Истребители идут наперехват

Истребители идут наперехват

Неожиданно наступило затишье. Несколько дней гитлеровские самолеты совсем не показывались ни над морем, ни над сушей. Мы летали в глубокую разведку, но врага нигде не встречали.

Время тянулось медленно. Особенно для меня.

Я дал себе слово, что в ближайших схватках с врагом сделаю все, чтобы вернуть уважение Сафонова и товарищей. А тут, как назло, — затишье.

Но мы все время находились в готовности № 1, в ожидании «работы».

Так продолжалось до 19 июля. Этот день я запомнил на всю жизнь. Утром с командного пункта сообщили, что по направлению к нашему аэродрому летят самолеты противника. Мы должны были немедленно подняться в воздух и отразить налет врага. Но сигнала на взлет не было, и мы с нетерпением ждали появления ракеты. Минута, вторая… Нервы напряжены до предела. «Чего же мы ждем?» — думал я. Но вот зеленая ракета: «Мигам» идти в воздух».

Вылетели вчетвером: командир звена старший лейтенант Иван Кулагин, лейтенанты Николай Толстиков, Василий Цибанев и я.

Стремительно набираем высоту.

С земли передали:

— Самолеты противника идут с северо-запада.

— Вас понял, — ответил Кулагин, — выполняю.

Идем к Губе Грязной. Но где же гитлеровцы? Не ошиблись ли на земле? И тут же слышим взволнованный голос Николая Толстикова:

— Справа, ниже нас, вижу самолеты противника…

— Выполняйте мою команду, — предупреждает Кулагин и начинает набирать высоту.

Я ведомый, мое место за Кулагиным: я устремляюсь за ним. Моя задача — вести круговое наблюдение и прикрывать командира. Нет, теперь выдержки у меня хватит! Теперь никакие силы не оторвут меня от моего ведущего. Мы будем бить врага вместе.

Самолет Кулагина сваливается правым разворотом вниз. Мы летим за ним. У нас хорошая позиция: мы в хвосте у неприятеля со стороны солнца и подбираемся к нему все ближе и ближе. У фашистских самолетов по два киля, это «Мессершмитты-110». Они имеют два мотора и поднимают до четырехсот килограммов бомб.

«Что же, узнаем сейчас, как сражаются хваленые «стодесятые», — думаю я.

— Идите плотнее друг к другу, — дает указание Кулагин. — Не отрывайтесь. Будем атаковать…

Один из неприятельских летчиков делает левый разворот, пытаясь уйти. Его атакует Цибанев, прикрываемый Толстиковым. Вражеский самолет ложится в правый вираж, но у него уже горит правая плоскость. Огонь лижет фюзеляж, и самолет переходит в отвесное пикирование. Остальные «мессершмитты» в панике. Строй их нарушен. Теперь они уже беспорядочно мечутся в воздухе. Один из них неожиданно подставил свой живот. «Не зевать!» — мысленно командую я себе и тотчас же беру фашиста в сетку прицела. Очередь, другая, и «мессершмитт» закоптил. Вслед за дымом появляется пламя.

Теперь я уверен — пули достигли цели. «Мессер» перевернулся и резко пошел вниз.

«Сбил! Сбил!» — ликую я.

В этот момент Кулагин дал несколько очередей еще по одному вражескому самолету. Очевидно, он убил летчика, потому что машина прошла немного вперед и вдруг, будто споткнувшись, ринулась вниз. Подбил фашистский самолет и Дмитрий Соколов.

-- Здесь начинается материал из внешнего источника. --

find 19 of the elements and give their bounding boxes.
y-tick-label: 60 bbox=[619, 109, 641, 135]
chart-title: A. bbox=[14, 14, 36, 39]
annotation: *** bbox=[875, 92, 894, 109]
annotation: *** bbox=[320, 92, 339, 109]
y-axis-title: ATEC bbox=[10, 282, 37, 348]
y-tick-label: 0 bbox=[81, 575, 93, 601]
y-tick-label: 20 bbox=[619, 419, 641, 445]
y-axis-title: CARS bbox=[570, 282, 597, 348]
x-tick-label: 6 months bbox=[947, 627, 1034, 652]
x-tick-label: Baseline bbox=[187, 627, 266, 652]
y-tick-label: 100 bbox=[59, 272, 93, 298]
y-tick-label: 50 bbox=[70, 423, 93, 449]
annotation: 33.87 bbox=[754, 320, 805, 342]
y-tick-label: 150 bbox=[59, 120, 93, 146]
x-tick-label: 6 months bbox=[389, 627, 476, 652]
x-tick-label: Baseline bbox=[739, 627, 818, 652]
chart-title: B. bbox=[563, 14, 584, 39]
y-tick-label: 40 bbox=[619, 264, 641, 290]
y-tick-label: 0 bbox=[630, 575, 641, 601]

«Вот что значит сражаться сообща, помогая друг другу», — твердил я себе.

Вдали виднелся Мурманск. А под нами, на сопках, горели три самолета, сбитые Кулагиным, мной и Цибаневым.

— Идем на аэродром, — командует Кулагин.

С набором высоты приближаемся к своей базе.

— Жду ваших приказаний, — запрашивает Кулагин командование.

С земли передают:

— Находитесь в воздухе. Обстановка спокойная.

Наше звено еще некоторое время дежурит над аэродромом. Потом нам дают команду:

— Вам — зима.

Это значит посадка.

— Дадим салют, — говорит Кулагин.

Проходя над аэродромом, даем салют победы из пушек и пулеметов.

Когда приземлились, докладываю Кулагину:

— В воздушном бою сбил «Мессершмитт-110».

— Видел… видел… Молодец! — улыбается он.

Командир полка объявил нам благодарность за своевременное обнаружение врага и инициативу в бою.

Я тут же поспешил разыскать Сафонова.

— Знаю, Сорокин, знаю, — сказал он, не дав мне доложить. — Убедились, что сражаться с врагом лучше вместе? Именно так и надо воевать.